Ela abriu os olhos. Aos pouco o foco foi ficando melhor a ponto de conseguir enxergar. Não reconheceu onde estava. Tateou em volta em busca de respostas e percebeu que estava deitada em uma cama. Tentou se levantar, mas estava muito fraca, como se estivesse dormindo há séculos. Fez um grande esforço e conseguiu se sentar na cama. Finalmente pôde analisar melhor o local onde estava. Era um quarto comum, com um guarda-roupa do seu lado esquerdo, uma escrivaninha com alguns livros em cima, na frente da cama, e uma janela de tamanho normal, por onde podia ver a copa de algumas árvores do seu lado direito.
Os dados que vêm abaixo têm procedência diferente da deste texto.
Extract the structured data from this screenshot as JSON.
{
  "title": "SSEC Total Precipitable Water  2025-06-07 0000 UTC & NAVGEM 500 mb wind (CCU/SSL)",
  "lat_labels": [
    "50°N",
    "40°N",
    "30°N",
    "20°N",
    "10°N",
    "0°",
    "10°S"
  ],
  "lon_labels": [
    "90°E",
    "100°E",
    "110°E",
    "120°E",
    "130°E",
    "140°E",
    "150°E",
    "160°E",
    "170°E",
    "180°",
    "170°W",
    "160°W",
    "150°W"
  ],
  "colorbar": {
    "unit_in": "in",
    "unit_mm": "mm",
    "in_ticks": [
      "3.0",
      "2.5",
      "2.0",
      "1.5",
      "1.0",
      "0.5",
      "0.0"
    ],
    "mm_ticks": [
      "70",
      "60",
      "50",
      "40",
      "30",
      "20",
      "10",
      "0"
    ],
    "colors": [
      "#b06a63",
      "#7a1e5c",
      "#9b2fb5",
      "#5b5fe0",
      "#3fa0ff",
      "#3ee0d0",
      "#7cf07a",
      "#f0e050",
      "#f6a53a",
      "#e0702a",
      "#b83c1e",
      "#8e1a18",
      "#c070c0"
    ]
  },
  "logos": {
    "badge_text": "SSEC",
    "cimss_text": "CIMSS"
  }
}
Ao seu lado havia um criado-mudo com um copo de água em cima. Não reconhecia nada, mas percebeu que estava morrendo de sede, pegou o copo e bebeu tudo de uma vez. Enquanto se hidratava, percebeu algo que fez arrepiarem todos os pelos do seu corpo: não sabia o próprio nome, nem onde morava ou quem eram seus familiares. — Quem sou eu? — murmurou baixinho. Então levou um susto, quando a porta do quarto abriu e uma senhora que aparentava uns 50 anos entrou. — Bom dia Sophia, meu nome é Amelie, como você está?

 

Adam Matos

 

            Ela não respondeu. Sophia? Aquele era mesmo o seu nome? A velha se aproximou devagar. A garota tentou reconhecê-la, os olhos buscavam qualquer sinal, qualquer marca, um mísero estímulo que pudesse lhe ajudar a se lembrar. Nada. Só uma velha com uma maquiagem pesada, brincos gigantes e vestida de branco.

            — Sophia, preciso que fale comigo. Como você está?

            — Eu não… não… eu não sei.

            — Posso me sentar? — Amelie olhou para cama.

            Apesar da hesitação, Sophia fez que sim com a cabeça. Sentada, a estranha respirou fundo e encarou a garota. O olhar clínico tinha o peso de uma análise.

            — A sua cara não nega. Você não sabe de nada. E isso significa que eu tenho que te dar isso.

            Amelie meteu a mão no bolso e estendeu a palma da mão com uma pílula verde. O gesto e as palavras daquela senhora fizeram Sophia recuar alguns centímetros. Amelie completou:

            — Era pra você tomar com a água. Mas pode ficar calma, se quiser eu trago mais. Você foi bem até agora. Tome isso e você se lembrará de tudo.